The MH17 sunflowers offer us a story of misrecognition that transformed a commodity into a gift and a desperately needed means of grieving. Yet in both the coverage of MH17 and its memorialization, the warzone and the people who inhabit it are reduced to the collage of fields one might spy from a plane. The sunflower field—the battlefield in this case—is abstracted of the humans who planted it and whose lives are intertwined with it. Ukraine remains flyover country, just as it was for MH17.

Instead of asking what happens when flyover country is a war zone, we might ask, How do wars presuppose flyover country? It is not only airplane passengers and international media who take a bird’s-eye view. Warfare itself presumes the existence of “empty” (Dzenovska and Knight 2020) spaces where battles can be fought. Consequently, rural communities frequently bear the brunt of military action. In Ukraine, village schools have been commandeered for military bases; fields and forests land-mined; essential infrastructure damaged and never repaired; homes shelled with little regard for who might be inside (Bulakh 2018; DeAngelo and Jones 2019).

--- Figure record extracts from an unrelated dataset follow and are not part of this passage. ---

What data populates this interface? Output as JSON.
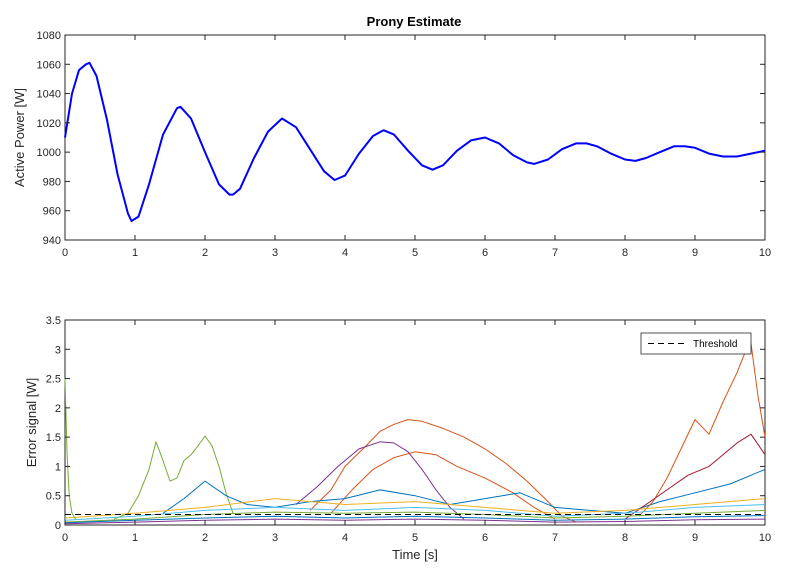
{
  "chart_data": [
    {
      "type": "line",
      "title": "Prony Estimate",
      "xlabel": "",
      "ylabel": "Active Power [W]",
      "xlim": [
        0,
        10
      ],
      "ylim": [
        940,
        1080
      ],
      "xticks": [
        0,
        1,
        2,
        3,
        4,
        5,
        6,
        7,
        8,
        9,
        10
      ],
      "yticks": [
        940,
        960,
        980,
        1000,
        1020,
        1040,
        1060,
        1080
      ],
      "grid": false,
      "series": [
        {
          "color": "#0000ff",
          "x": [
            0,
            0.1,
            0.2,
            0.3,
            0.35,
            0.45,
            0.6,
            0.75,
            0.9,
            0.95,
            1.05,
            1.2,
            1.4,
            1.6,
            1.65,
            1.8,
            2.0,
            2.2,
            2.35,
            2.4,
            2.5,
            2.7,
            2.9,
            3.1,
            3.3,
            3.5,
            3.7,
            3.85,
            4.0,
            4.2,
            4.4,
            4.55,
            4.7,
            4.9,
            5.1,
            5.25,
            5.4,
            5.6,
            5.8,
            6.0,
            6.2,
            6.4,
            6.6,
            6.7,
            6.9,
            7.1,
            7.3,
            7.45,
            7.6,
            7.8,
            8.0,
            8.15,
            8.3,
            8.5,
            8.7,
            8.85,
            9.0,
            9.2,
            9.4,
            9.6,
            9.8,
            10.0
          ],
          "y": [
            1010,
            1040,
            1056,
            1060,
            1061,
            1052,
            1022,
            985,
            958,
            953,
            956,
            978,
            1012,
            1030,
            1031,
            1023,
            1000,
            978,
            971,
            971,
            975,
            996,
            1014,
            1023,
            1017,
            1002,
            987,
            981,
            984,
            999,
            1011,
            1015,
            1012,
            1001,
            991,
            988,
            991,
            1001,
            1008,
            1010,
            1006,
            998,
            993,
            992,
            995,
            1002,
            1006,
            1006,
            1004,
            999,
            995,
            994,
            996,
            1000,
            1004,
            1004,
            1003,
            999,
            997,
            997,
            999,
            1001
          ]
        }
      ]
    },
    {
      "type": "line",
      "title": "",
      "xlabel": "Time [s]",
      "ylabel": "Error signal [W]",
      "xlim": [
        0,
        10
      ],
      "ylim": [
        0,
        3.5
      ],
      "xticks": [
        0,
        1,
        2,
        3,
        4,
        5,
        6,
        7,
        8,
        9,
        10
      ],
      "yticks": [
        0,
        0.5,
        1,
        1.5,
        2,
        2.5,
        3,
        3.5
      ],
      "grid": false,
      "legend": {
        "position": "top-right",
        "entries": [
          "Threshold"
        ]
      },
      "threshold": 0.18,
      "series": [
        {
          "color": "#d95319",
          "x": [
            3.5,
            3.8,
            4.0,
            4.3,
            4.5,
            4.7,
            4.9,
            5.1,
            5.4,
            5.7,
            6.0,
            6.3,
            6.6,
            6.9,
            7.1,
            7.3
          ],
          "y": [
            0.25,
            0.6,
            1.0,
            1.35,
            1.6,
            1.72,
            1.8,
            1.77,
            1.65,
            1.5,
            1.3,
            1.05,
            0.75,
            0.4,
            0.15,
            0.05
          ]
        },
        {
          "color": "#d95319",
          "x": [
            3.8,
            4.1,
            4.4,
            4.7,
            5.0,
            5.3,
            5.6,
            6.0,
            6.4,
            6.7,
            7.0
          ],
          "y": [
            0.2,
            0.6,
            0.95,
            1.15,
            1.25,
            1.2,
            1.0,
            0.8,
            0.55,
            0.3,
            0.1
          ]
        },
        {
          "color": "#7e2f8e",
          "x": [
            3.3,
            3.6,
            3.9,
            4.2,
            4.5,
            4.7,
            4.9,
            5.1,
            5.3,
            5.5,
            5.7
          ],
          "y": [
            0.35,
            0.65,
            1.0,
            1.3,
            1.42,
            1.4,
            1.25,
            0.95,
            0.6,
            0.3,
            0.1
          ]
        },
        {
          "color": "#77ac30",
          "x": [
            0.7,
            0.9,
            1.05,
            1.2,
            1.3,
            1.4,
            1.5,
            1.6,
            1.7,
            1.8,
            1.9,
            2.0,
            2.1,
            2.2,
            2.3,
            2.4
          ],
          "y": [
            0.1,
            0.2,
            0.5,
            0.95,
            1.42,
            1.1,
            0.75,
            0.8,
            1.1,
            1.2,
            1.35,
            1.52,
            1.35,
            1.0,
            0.55,
            0.2
          ]
        },
        {
          "color": "#0072bd",
          "x": [
            1.4,
            1.7,
            2.0,
            2.3,
            2.6,
            3.0,
            3.5,
            4.0,
            4.5,
            5.0,
            5.5,
            6.0,
            6.5,
            7.0,
            7.5,
            8.0,
            8.5,
            9.0,
            9.5,
            10.0
          ],
          "y": [
            0.2,
            0.45,
            0.75,
            0.5,
            0.35,
            0.3,
            0.4,
            0.45,
            0.6,
            0.5,
            0.35,
            0.45,
            0.55,
            0.3,
            0.25,
            0.2,
            0.4,
            0.55,
            0.7,
            0.95
          ]
        },
        {
          "color": "#d95319",
          "x": [
            8.2,
            8.4,
            8.6,
            8.8,
            9.0,
            9.2,
            9.4,
            9.6,
            9.7,
            9.8,
            9.9,
            10.0
          ],
          "y": [
            0.15,
            0.4,
            0.8,
            1.3,
            1.8,
            1.55,
            2.1,
            2.6,
            2.9,
            3.1,
            2.2,
            1.5
          ]
        },
        {
          "color": "#a2142f",
          "x": [
            8.0,
            8.3,
            8.6,
            8.9,
            9.2,
            9.4,
            9.6,
            9.8,
            10.0
          ],
          "y": [
            0.1,
            0.35,
            0.6,
            0.85,
            1.0,
            1.2,
            1.4,
            1.55,
            1.2
          ]
        },
        {
          "color": "#edb120",
          "x": [
            0,
            1,
            2,
            3,
            4,
            5,
            6,
            7,
            8,
            9,
            10
          ],
          "y": [
            0.12,
            0.2,
            0.3,
            0.45,
            0.35,
            0.4,
            0.3,
            0.2,
            0.25,
            0.35,
            0.45
          ]
        },
        {
          "color": "#4dbeee",
          "x": [
            0,
            1,
            2,
            3,
            4,
            5,
            6,
            7,
            8,
            9,
            10
          ],
          "y": [
            0.08,
            0.15,
            0.25,
            0.3,
            0.25,
            0.3,
            0.25,
            0.15,
            0.2,
            0.3,
            0.35
          ]
        },
        {
          "color": "#77ac30",
          "x": [
            0,
            1,
            2,
            3,
            4,
            5,
            6,
            7,
            8,
            9,
            10
          ],
          "y": [
            0.05,
            0.1,
            0.18,
            0.22,
            0.2,
            0.22,
            0.18,
            0.12,
            0.15,
            0.2,
            0.25
          ]
        },
        {
          "color": "#0072bd",
          "x": [
            0,
            1,
            2,
            3,
            4,
            5,
            6,
            7,
            8,
            9,
            10
          ],
          "y": [
            0.04,
            0.08,
            0.12,
            0.15,
            0.12,
            0.15,
            0.12,
            0.08,
            0.1,
            0.14,
            0.16
          ]
        },
        {
          "color": "#7e2f8e",
          "x": [
            0,
            1,
            2,
            3,
            4,
            5,
            6,
            7,
            8,
            9,
            10
          ],
          "y": [
            0.02,
            0.05,
            0.08,
            0.1,
            0.08,
            0.1,
            0.08,
            0.05,
            0.06,
            0.09,
            0.1
          ]
        },
        {
          "color": "#77ac30",
          "x": [
            0,
            0.03,
            0.06,
            0.1,
            0.15
          ],
          "y": [
            2.5,
            1.2,
            0.5,
            0.2,
            0.1
          ]
        }
      ]
    }
  ]
}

After seven years of war, eastern Ukraine is scarred from battles in the trenches, sea, and sky. But from overhead and far away, the land must look largely the same as it did in 2014: patchwork fields; points on a map; a nowhere that became a somewhere for a short while, and then a nowhere once more.

References

Bulakh, Tetiana. 2018. “Living Between Two Fires in Eastern Ukraine: Sovereignty Gaps in Conflict-Affected Areas.Journal of Extreme Anthropology 2(2): 118–33.

DeAngelo, Darcie, and Deborah A. Jones. 2019. “Explosive Landscapes.Anthropology News website, November 15, 2019.

Dzenovska, Dace, and Daniel M. Knight. 2020. “Emptiness.” Theorizing the Contemporary, Fieldsights, December 15, 2020.